A CRITICAL ANALYSIS OF "COERCION" AND ITS APPLICATION TO CONTRACT LAW (FREEDOM, DURESS).
AuthorMCGREGOR, JOAN LUCY.
MetadataShow full item record
PublisherThe University of Arizona.
RightsCopyright © is held by the author. Digital access to this material is made possible by the University Libraries, University of Arizona. Further transmission, reproduction or presentation (such as public display or performance) of protected items is prohibited except with permission of the author.

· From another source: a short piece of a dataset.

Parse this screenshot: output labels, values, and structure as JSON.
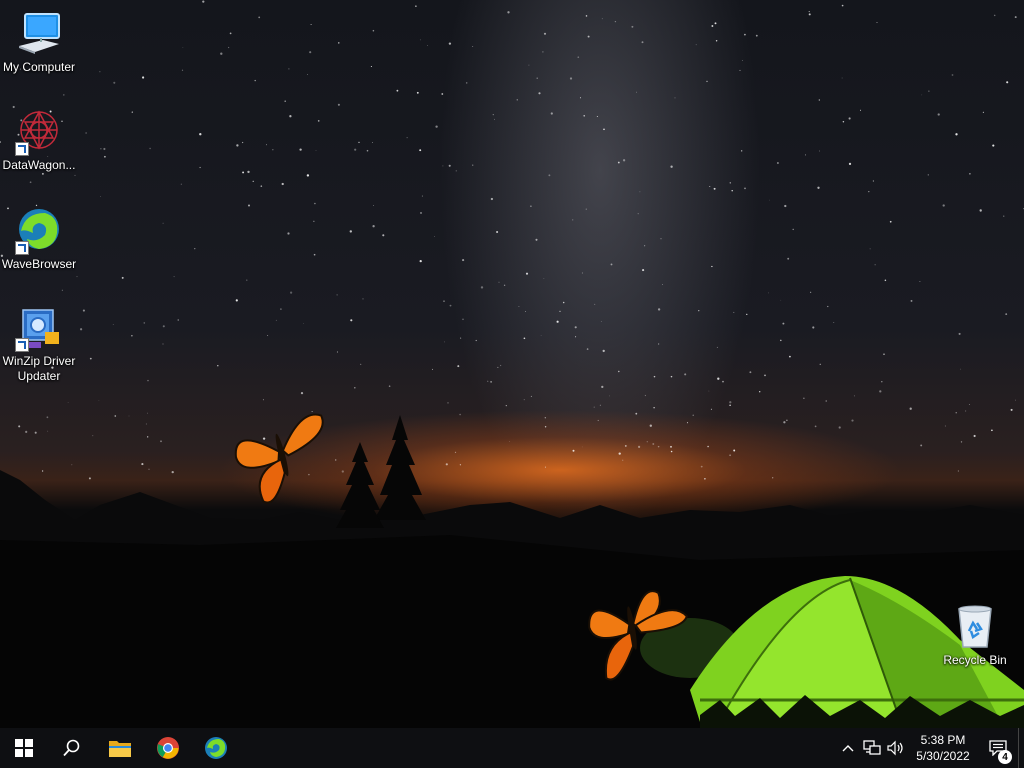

AbstractThe value of liberty is one of our most fundamental commitments. Given this commitment, judgments concerning coercion are of profound moral significance. The concept of liberty is usually defined as the absence of coercion; so defined, the very important moral and political value of liberty is safeguarded only when coercion is excluded. Presently, the concept of coercion is inadequately defined, and in drastic need of clear analysis. An important area in which individuals express their liberty is through voluntary agreements made under the law of contracts. The moral defense of the law of contracts rests on the belief that contracts facilitate individuals' opportunities for self-determination; liberty being a necessary condition for self-determination necessitates the exclusion of all forms of coercion in contracts. Market interactions have a particular character and occur within a specific institutional framework. Using economic models, I argue that other accounts of coercion have failed to capture the unique character of coercion in market interactions. The "normalcy" criterion, which is the most prevalent approach to distinguishing coercive proposals from noncoercive ones, assumes that a person's status quo is an appropriate point from which to distinguish coercive proposals from noncoercive proposals. I argue that under certain ideal conditions in the market, a perfectly competitive market, this assumption might be legitimate. I utilize game-theoretic models to analyze the nature of coercive proposals in an imperfectly competitive market. The bargaining advantages that agents have, which are a function of certain background conditions, give them bargaining power over others with whom they negotiate. I argue that when the following conditions are present coercion can arise in the market: the status quo of an agent (or his "threat-advantage") is stronger in relation to the agent with whom he is dealing and he takes advantage of his stronger bargaining position, exploiting the deprivation that the weaker agent will face if he does not comply. I apply this analysis of coercion to the law of contracts, specifically, to the doctrines of duress and unconscionability.